The plaintiff argues that defendant is estopped from asserting a defense of failure to file an account as its long-standing practice of not requiring taxpayers to file an account induced plaintiff to detrimentally rely on the action. Additionally, plaintiff argues that defendant has waived the account filing requirement.
Pursuant to G.L. 1956 § 44-5-15, a taxpayer is required, as a condition precedent to challenging a tax assessment, to file an "account of all ratable estate" with the tax assessor. A condition precedent must be pIed in accordance with R.I. Super. R. Civ. P. 9 (c). Chase v. Bouchard, 671 A.2d 794 (R.I. 1996). However, a condition precedent can be waived. See Id. (failure to raise the defense of failure to file an account constitutes a waiver). Although defendant has correctly pled the affirmative defense of failure to file an account, a waiver can occur in other instances. In the instant case, plaintiff is arguing, under the theories of waiver and estoppel, that defendant should be barred from asserting the defense of failure to file an account.

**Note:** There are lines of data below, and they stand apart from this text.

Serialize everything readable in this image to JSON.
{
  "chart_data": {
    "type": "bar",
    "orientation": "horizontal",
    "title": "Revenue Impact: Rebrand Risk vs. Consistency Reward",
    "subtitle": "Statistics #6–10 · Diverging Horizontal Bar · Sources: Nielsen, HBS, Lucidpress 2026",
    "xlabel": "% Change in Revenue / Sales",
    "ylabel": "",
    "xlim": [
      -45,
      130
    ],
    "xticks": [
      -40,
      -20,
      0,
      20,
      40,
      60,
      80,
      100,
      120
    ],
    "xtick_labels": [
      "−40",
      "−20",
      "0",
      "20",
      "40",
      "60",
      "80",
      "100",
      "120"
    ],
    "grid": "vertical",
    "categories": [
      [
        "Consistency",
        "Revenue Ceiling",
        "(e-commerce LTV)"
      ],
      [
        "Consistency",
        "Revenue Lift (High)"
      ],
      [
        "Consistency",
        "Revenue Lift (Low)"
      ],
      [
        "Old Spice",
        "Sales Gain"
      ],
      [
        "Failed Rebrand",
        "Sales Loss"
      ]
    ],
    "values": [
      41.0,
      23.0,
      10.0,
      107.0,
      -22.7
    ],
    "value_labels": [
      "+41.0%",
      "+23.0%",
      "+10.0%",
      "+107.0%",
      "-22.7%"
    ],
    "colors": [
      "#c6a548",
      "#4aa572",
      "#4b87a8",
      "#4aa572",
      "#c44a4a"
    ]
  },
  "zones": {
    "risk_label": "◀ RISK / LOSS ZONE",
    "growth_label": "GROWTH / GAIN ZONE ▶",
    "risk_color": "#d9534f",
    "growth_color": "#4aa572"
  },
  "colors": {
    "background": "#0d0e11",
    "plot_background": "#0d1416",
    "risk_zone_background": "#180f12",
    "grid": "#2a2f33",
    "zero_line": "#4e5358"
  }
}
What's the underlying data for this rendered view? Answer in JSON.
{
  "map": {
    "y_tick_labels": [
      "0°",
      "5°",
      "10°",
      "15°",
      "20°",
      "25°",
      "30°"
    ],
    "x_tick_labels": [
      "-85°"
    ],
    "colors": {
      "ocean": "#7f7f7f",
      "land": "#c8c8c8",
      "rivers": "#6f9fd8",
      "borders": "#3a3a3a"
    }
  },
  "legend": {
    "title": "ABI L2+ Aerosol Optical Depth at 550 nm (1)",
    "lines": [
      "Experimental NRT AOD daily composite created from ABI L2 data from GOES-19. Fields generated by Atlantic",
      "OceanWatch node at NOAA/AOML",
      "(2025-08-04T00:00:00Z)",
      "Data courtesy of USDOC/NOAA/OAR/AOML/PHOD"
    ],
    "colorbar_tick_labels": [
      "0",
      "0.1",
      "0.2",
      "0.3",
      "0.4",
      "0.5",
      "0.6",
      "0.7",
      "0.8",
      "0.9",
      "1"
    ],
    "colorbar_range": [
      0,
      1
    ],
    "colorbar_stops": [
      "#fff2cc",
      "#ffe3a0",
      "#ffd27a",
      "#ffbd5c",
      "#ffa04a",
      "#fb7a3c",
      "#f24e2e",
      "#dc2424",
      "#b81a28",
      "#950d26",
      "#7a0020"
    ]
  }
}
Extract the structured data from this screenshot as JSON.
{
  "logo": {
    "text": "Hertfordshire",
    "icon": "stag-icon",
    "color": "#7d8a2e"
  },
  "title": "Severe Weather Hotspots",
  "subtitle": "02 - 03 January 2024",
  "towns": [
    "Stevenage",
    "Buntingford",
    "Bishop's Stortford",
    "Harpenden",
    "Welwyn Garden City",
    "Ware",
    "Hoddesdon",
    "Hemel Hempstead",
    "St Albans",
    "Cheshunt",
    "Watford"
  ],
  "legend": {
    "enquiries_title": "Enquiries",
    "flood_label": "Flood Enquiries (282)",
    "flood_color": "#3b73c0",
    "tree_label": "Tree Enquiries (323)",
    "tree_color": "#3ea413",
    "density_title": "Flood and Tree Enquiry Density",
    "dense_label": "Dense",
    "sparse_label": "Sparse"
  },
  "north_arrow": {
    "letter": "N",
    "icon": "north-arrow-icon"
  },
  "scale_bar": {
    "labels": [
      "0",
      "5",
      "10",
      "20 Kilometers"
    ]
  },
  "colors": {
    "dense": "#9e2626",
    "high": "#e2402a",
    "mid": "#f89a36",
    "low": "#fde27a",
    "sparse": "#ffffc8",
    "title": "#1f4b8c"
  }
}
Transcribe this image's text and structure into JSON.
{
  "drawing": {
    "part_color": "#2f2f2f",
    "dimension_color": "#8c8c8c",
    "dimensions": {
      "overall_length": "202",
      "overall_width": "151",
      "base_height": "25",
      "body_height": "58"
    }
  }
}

Waiver is the voluntary and intentional relinquishment of a known right resulting from the action or nonaction of one party.Pancheo v. Nationwide Mut. Ins. Co., 114 R.I. 575, 577,337 A.2d 240, 242 (1975). Estoppel, on the other hand, bars a party from "raising certain rights or privileges when it would be inequitable to permit their assertion." Id. at 577-78, 337 A.2d at 242. Waiver involves the action of one party and is dependent upon knowledge, not necessarily prejudice. Id. at 578, 337 A.2d at 242. Estoppel involves the action of both parties, arises by operation of law, and is dependent upon the showing of prejudicial reliance by the party asserting the theory. Id.
This Court finds that the Town Council specifically waived the right to require filing of an account from a taxpayer for the tax assessment years prior to December 31, 1996 to matters before the Board. See PI.'s Mem. in Opp'n to Def.'s Mot. for Summ. J., Ex. B. at 2. However, the Town Council specifically provided that "nothing contained in the Resolution shall constitute a waiver of the tax payers' obligation to file an account as a condition precedent to relief at the Superior Court level." Id. Whether or not defendant voluntarily relinquished a known right by its long-standing practice of not requiring taxpayers to file an account despite the provisions of the Resolution is a question of fact.See Haxton's of Riverside, Inc. v. Windmill Real Inc.,488 A.2d 723, 725 (1985). For the reasons set forth above, defendant's Motion for Summary Judgment is denied as to the 1994 tax assessment.
Counsel shall prepare the appropriate order for entry.